Alcoholism - continued excessive or compulsive use of alcoholic drinks -- a chronic disorder marked by excessive and usually compulsive drinking of alcohol leading to psychological and physical dependence or addiction.

Maybe Mitchell should use a dictionary or Google for references other than his presumably biased opinion. Nevertheless, I don't understand how Bruce wouldn't think that Flair was/is an alcoholic.

Should a guy like this have state governments paying him to promote lottery tickets?

They're called background checks for a reason.
So the state is the victim here? Who runs the courts in the US, Mexico?

Should Republican political candidates be associating themselves with an alleged rapist?

They're called background checks for a reason.
Dunno. Should State Senators be soliciting sex in airport bathrooms? Should the President of the United States get blowjobs from women that are not his wife? Should the current Presidential candidate even be a candidate (since he was making business deals for Texas as the governor IN Afghanistan which = "a no-no" because he didn't have the authority to do so and, it cost taxpayers to have an armed escort(s) 24/7 for the guy)?

Should Carolina sports teams really be paying this career con man to give pep talks and say his catchphrases?

They're called background checks for a reason.
Again, whose fault is it?
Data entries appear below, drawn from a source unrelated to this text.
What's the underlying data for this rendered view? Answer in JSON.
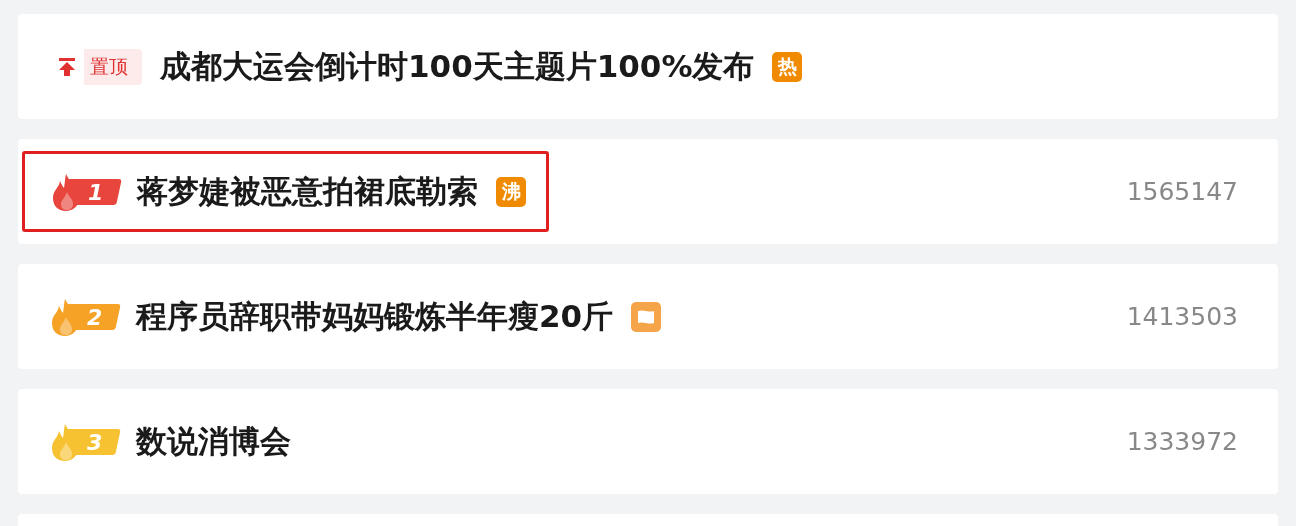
{
  "rows": [
    {
      "kind": "pinned",
      "label": "置顶",
      "title": "成都大运会倒计时100天主题片100%发布",
      "badge": {
        "kind": "text",
        "text": "热"
      },
      "highlighted": false
    },
    {
      "kind": "ranked",
      "rank": "1",
      "color": "#e8453c",
      "title": "蒋梦婕被恶意拍裙底勒索",
      "badge": {
        "kind": "text",
        "text": "沸"
      },
      "count": "1565147",
      "highlighted": true
    },
    {
      "kind": "ranked",
      "rank": "2",
      "color": "#f5a226",
      "title": "程序员辞职带妈妈锻炼半年瘦20斤",
      "badge": {
        "kind": "scroll"
      },
      "count": "1413503",
      "highlighted": false
    },
    {
      "kind": "ranked",
      "rank": "3",
      "color": "#f7c231",
      "title": "数说消博会",
      "count": "1333972",
      "highlighted": false
    }
  ]
}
I mean, I understand what you're getting at, but I don't think you quite understand. Flair, as you say, = money in the Carolina's. The obviousness of how Flair "gets to do things" is right in front of your face. He makes people money - and - "making money" < "doing the right thing". What other reason makes sense - the people that hire him are morons? Don't know the man they're hiring? And if they do know him, have they forgotten all of the local news stories spanning back into the early 80s?

The state/local governments are not victims here. And I'm not going to sit here and pretend that they are. I mean, if one man, Ric Flair, if he can swindle state governments and political candidates for the Presidency after everything that he has done (which the governments (state and local) know about)...then holy shit.

The same applies to the innocent civilian sector as well. It's called the Internet and Google is the #1 website for a fucking reason. Type in 'Ric Flair' and do some research. I don't know about broadcasts in the Carolina's, but here in Michigan, there is a commercial for an Internet service called BeenVerified...and it plays all the fucking time on local channels. Maybe people are still dumb and naive and want to believe that they can trust people?

At any rate, all this shows is that Flair was given "leniency" (in terms of money crimes) probably because he is worth more to the government paying back taxes than being incarcerated for tax evasion. I mean, rich men have gotten away with lots of shit in the court system because they were rich men.